Under code 3062, Kela covers 40 per cent of the medicine's price; under code 1539, 100 per cent — reimbursement is applied at the pharmacy counter when you fill the prescription. Treatment-visit fees depend on the setting: if you use a private clinic, Kela reimburses the medicine on the same terms, but the clinic's own visit fees are yours to pay, so ask for a written per-visit price before starting.

If you do not qualify

Finland has no named exceptional or individual-case reimbursement mechanism for esketamine — the standard Kela criteria govern. The honest fallbacks are limited:

  • Off-label ketamine is occasionally used in psychiatric settings — typically in hospital care, at the treating department's discretion — but Finland has no established private ketamine-infusion market, so it is not a service you can book. If you compare providers for supervised esketamine instead, our clinic-choice guide lists the questions to ask.
  • Clinical trials are free by definition, but the current Finnish moment is a lull: ten trials are tracked for Finland and none is active or recruiting as of July 2026, so the realistic options are trial sites elsewhere in Europe — see the trials guide for how to search.

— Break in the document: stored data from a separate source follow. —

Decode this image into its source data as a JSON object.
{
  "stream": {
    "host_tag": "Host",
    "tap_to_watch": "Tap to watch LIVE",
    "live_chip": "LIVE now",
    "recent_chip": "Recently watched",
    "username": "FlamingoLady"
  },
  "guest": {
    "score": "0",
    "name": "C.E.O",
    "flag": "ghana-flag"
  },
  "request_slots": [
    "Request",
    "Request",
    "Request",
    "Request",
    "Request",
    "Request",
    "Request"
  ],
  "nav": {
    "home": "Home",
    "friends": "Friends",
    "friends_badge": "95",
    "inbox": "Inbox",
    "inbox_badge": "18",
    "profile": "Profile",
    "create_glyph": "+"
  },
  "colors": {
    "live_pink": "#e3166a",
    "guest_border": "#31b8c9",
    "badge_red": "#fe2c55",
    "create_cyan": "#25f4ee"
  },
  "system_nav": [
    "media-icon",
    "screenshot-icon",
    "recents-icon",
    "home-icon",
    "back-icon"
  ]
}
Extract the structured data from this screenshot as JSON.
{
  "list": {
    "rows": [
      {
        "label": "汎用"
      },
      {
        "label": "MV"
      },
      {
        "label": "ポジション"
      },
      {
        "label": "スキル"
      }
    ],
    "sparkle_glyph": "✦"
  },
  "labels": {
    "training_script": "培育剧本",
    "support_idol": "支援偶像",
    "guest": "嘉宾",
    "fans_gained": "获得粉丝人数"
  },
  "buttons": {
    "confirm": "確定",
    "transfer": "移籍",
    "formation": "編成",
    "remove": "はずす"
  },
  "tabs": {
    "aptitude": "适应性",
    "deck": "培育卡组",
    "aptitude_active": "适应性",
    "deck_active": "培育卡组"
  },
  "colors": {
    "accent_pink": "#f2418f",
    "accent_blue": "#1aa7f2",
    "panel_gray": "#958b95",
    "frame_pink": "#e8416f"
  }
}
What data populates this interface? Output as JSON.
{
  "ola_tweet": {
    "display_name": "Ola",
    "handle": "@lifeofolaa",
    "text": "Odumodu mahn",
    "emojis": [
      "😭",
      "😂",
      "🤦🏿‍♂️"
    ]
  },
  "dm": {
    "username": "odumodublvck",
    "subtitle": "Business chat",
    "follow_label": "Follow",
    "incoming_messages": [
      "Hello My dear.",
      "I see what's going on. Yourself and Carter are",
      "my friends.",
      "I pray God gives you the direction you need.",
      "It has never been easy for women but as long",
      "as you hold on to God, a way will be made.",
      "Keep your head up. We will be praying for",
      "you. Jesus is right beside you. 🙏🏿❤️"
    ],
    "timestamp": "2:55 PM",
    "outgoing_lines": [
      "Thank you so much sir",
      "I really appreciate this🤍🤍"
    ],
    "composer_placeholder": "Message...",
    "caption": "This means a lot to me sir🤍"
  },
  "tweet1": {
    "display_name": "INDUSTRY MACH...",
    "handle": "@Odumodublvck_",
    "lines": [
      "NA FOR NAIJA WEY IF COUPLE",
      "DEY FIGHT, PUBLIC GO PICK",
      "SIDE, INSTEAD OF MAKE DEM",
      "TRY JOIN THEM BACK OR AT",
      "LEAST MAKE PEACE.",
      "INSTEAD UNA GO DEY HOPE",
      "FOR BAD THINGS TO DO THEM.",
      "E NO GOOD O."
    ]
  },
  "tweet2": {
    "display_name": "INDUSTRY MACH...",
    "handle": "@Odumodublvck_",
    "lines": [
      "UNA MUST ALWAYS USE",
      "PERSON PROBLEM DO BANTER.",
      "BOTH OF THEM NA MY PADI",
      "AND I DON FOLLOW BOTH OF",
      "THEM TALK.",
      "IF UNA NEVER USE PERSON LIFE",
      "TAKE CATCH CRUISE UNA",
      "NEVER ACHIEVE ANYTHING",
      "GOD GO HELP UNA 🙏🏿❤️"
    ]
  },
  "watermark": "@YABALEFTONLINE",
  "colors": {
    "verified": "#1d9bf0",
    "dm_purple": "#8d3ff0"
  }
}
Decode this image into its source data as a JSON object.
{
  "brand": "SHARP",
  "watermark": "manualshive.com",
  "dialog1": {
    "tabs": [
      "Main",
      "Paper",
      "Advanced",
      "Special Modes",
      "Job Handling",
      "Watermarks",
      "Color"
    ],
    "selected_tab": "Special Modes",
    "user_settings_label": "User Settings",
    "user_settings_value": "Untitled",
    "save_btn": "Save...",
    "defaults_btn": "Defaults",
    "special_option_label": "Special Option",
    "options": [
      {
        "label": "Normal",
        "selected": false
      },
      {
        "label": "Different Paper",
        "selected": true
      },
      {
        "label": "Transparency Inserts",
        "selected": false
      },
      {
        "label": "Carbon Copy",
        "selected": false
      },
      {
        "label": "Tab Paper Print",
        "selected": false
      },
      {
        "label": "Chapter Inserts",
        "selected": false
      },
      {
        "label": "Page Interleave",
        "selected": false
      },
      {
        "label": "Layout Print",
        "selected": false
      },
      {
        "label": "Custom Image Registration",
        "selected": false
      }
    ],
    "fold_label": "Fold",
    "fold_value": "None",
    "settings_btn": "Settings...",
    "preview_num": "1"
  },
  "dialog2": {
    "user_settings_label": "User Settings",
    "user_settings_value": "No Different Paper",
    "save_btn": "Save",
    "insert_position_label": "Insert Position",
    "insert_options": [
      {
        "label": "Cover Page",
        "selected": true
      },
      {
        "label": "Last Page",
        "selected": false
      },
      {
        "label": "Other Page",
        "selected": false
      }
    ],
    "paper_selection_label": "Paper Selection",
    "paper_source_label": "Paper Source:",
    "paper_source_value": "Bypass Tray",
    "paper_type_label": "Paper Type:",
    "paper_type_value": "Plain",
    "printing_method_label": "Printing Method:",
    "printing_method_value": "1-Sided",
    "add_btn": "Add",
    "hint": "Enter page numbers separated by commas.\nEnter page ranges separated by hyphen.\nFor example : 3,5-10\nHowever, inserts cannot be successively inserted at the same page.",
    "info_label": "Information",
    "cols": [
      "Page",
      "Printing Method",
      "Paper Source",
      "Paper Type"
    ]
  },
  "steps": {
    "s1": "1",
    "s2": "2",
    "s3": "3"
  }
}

Frequently asked questions

Is Spravato reimbursed in Finland?

Yes — Kela has reimbursed it since August 2023 under restricted entitlements 3062 (40 per cent of the medicine's price) and 1539 (100 per cent). The criteria are strict: treatment-resistant depression on an SSRI or SNRI, a MADRS score of at least 31, and at least three failed treatments with attached psychotherapy, one a combination, all documented in a psychiatrist's B-statement.

What is the difference between codes 3062 and 1539?

Code 3062 is restricted basic reimbursement — 40 per cent of the medicine's price. Code 1539 is restricted special reimbursement — 100 per cent — for patients whose severe mental disorder is additionally demonstrated as required for entitlement 112. The medical criteria for esketamine itself are the same under both.

Can I be treated at a private clinic?

Yes — this is the point of the pharmacy-dispensing model. The reimbursed spray is dispensed to you at a pharmacy and administered under supervision at a healthcare unit, which can be an outpatient or private psychiatric clinic. Kela's reimbursement covers the medicine either way; the private clinic's visit fees are self-paid.

Why is Finland's bar so much higher than Germany's?

Germany reimburses after two failed antidepressants; Finland requires three failed treatments with attached psychotherapy, one a combination, plus a MADRS of at least 31 — it reimburses late, but then pays properly, up to 100 per cent. The Europe-wide reimbursement map compares every country's criteria side by side.

Sources

  1. Kela: entitlement 3062 — esketamine, restricted basic reimbursement (criteria)
  2. Kela: entitlement 1539 — esketamine, restricted special reimbursement (criteria)
  3. Blossom: Medical access in Finland
  4. Blossom: Finland country report
  5. EMA: Spravato (esketamine) EPAR
  6. Reimbursement Pathways for Psychedelic Therapies in Europe — Magnetar Access × Blossom (2025)

This guide is for general information only and is not medical advice, a diagnosis, or a recommendation of any treatment. Regulations and reimbursement rules change; always verify current requirements with your insurer and discuss your options with a licensed clinician who knows your history. If you are in crisis, contact your local emergency number or a crisis line immediately.

This guide awaits review by a licensed medical professional.